Barrel shortage? Woodworker jumps in.
“Four years ago I find out there’s a barrel crisis in America,” says John Cox, in his wood shop in High Falls, NY. He tilts an oak barrel; the char on the wooden staves of the interior catches the light. “A barrel shortage!”
Regulations say, “It must be aged in a new, oak, charred barrel. Distillers are popping up everywhere in New York and they’re still bound by this law. They can’t reuse the barrel,” he says gleefully. The law he refers to is a 1935 Federal act, lobbied for by the cooper’s union, which regulates the production of whiskey.
Coopers––craftsmen of wooden, staved vessels, bound with hoops––were valued members of society for more than 2,000 years. They made it possible to store and ship wet and dry goods, including fresh water and food for cross-Atlantic journeys. By the mid-20th century, however, the trade had become almost obsolete. Cox took a leap of faith, packed up his high-end cabinetry business, and learned to make barrels.
“Here on the Hudson River,” coopers were the silent partner in getting “oysters from Chesapeake Bay, cement from Kingston, pine tar from North Carolina,” said Cox.
Learning to make a barrel wasn’t easy, notwithstanding Cox’s woodworking and math skills. “It took me two years of R & D to figure out,” he admits. “There’s only wood, metal hoops, and rivets. That’s it,” he said, and still, “many systems have to come together.”
Because the trade was passed down generation to generation, there are few written records. Cox started buying 17th century coopers tools, finger ridges worn in their wooden handles from a former lifetime. “These told me a story,” he said. “That was my school.”
He reverse engineered existing barrels, working out the geometric formula to fit together the staves, and built custom jigs for his woodworking machines that cut the precise angles needed. Three years in, orders are coming in, and he has a working relationship with nearby Stoutridge Vineyard and Distillery. He’s helping owner Steven Osborn develop the flavor profile of their new line of spirits with his custom toasted and charred oak barrels.

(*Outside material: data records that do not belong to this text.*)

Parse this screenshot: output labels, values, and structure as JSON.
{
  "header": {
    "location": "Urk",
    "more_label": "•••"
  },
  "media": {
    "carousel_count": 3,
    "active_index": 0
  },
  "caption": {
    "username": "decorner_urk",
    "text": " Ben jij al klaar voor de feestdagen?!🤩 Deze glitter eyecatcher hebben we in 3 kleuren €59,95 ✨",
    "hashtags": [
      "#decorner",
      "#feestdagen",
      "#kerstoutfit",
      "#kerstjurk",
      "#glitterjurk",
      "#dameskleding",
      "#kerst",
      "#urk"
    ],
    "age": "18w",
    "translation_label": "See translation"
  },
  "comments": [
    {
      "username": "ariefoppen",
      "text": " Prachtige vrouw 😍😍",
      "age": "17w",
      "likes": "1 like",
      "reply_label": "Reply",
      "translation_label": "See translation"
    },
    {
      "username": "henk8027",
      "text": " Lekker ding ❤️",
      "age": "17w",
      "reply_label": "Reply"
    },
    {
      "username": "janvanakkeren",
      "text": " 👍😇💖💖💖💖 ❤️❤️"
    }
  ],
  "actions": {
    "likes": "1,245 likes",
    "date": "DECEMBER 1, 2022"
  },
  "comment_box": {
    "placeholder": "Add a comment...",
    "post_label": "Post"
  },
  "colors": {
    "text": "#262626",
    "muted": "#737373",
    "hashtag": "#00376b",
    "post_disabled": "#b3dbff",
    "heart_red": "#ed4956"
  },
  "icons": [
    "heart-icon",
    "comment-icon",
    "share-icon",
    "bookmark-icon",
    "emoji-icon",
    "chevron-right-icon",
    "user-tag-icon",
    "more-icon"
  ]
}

The name for Cox’s company, Quercus Cooperage, comes from the white oak that grows in abundance in the Catskills. Of the 30 or so coopers handcrafting barrels in America, he’s the only one exclusively using New York white oak. It not only gives him a regional distinction, it’s also perfect for barrel making. As it matures, the pores in the heartwood seal up, making it rot resistant and, when sawed properly, watertight. Cox leaves the oak to air dry for two or three years, allowing excess tannins to flush out so they won’t impart their astringent taste, and keeping the wood supple enough to work with.
The first step in raising a barrel is cutting and shaping the 25 oak staves of varying widths, and arranging them inside a metal working hoop. Cox places the open-ended barrel over a small fire, dousing it with water, steaming the staves until they can be bent. Placing a clove hitch of metal wire around the softened wood, he winches them into the iconic barrel shape, and hammers the second working hoop into place. He again lights a small, contained fire, to set the lignin in the wood so the barrel holds its shape. This has the advantage of toasting the sugars in the oak.
“I’m introducing a huge component to [the distiller’s] flavor profile,” Cox explains. “Depending on how long or how short I toast it, it brings in different flavors. If it’s really light you start to get some coconut, some vanilla. You go a little more it starts to get chocolatey, or chiles.” With barrels destined for whiskey distillers, he’ll also char the interior, briefly using intense heat to blacken it – giving the whiskey its color.
The final stages of barrel making are intensive, which explains why Cox is currently only making six per week. He assembles the heads using tongue-in-groove compression joints. The fit must be perfect or the barrel is useless. Using a buckwheat flour and water paste as a caulk, and an antique barrel-header clamp, he sets the heads into the grooves cut inside the lip of the barrel. The tapered bunghole is drilled into the widest stave, and seared with a hot iron.
Finally, he replaces the working rings with six galvanized steel hoops, also made in the cooperage. The barrels are filled with water for 24 hours to swell the wood and test for leaks, and they’re ready to ship.
Cox uses the old terms for his barrels: the 10-gallon Firkin, the 30-gallon Trenta. He’s also made mash tubs for brewers, and large wooden tanks. He’s experimenting with oak fermentation barrels, based on old Japanese forms. By spring, he’ll have installed two secondhand machines, and he’s got the call out for machine operators and those interested in learning the trade. Production will step up to 20 barrels a week by the fall.
“I got to the party right on time,” Cox smiles.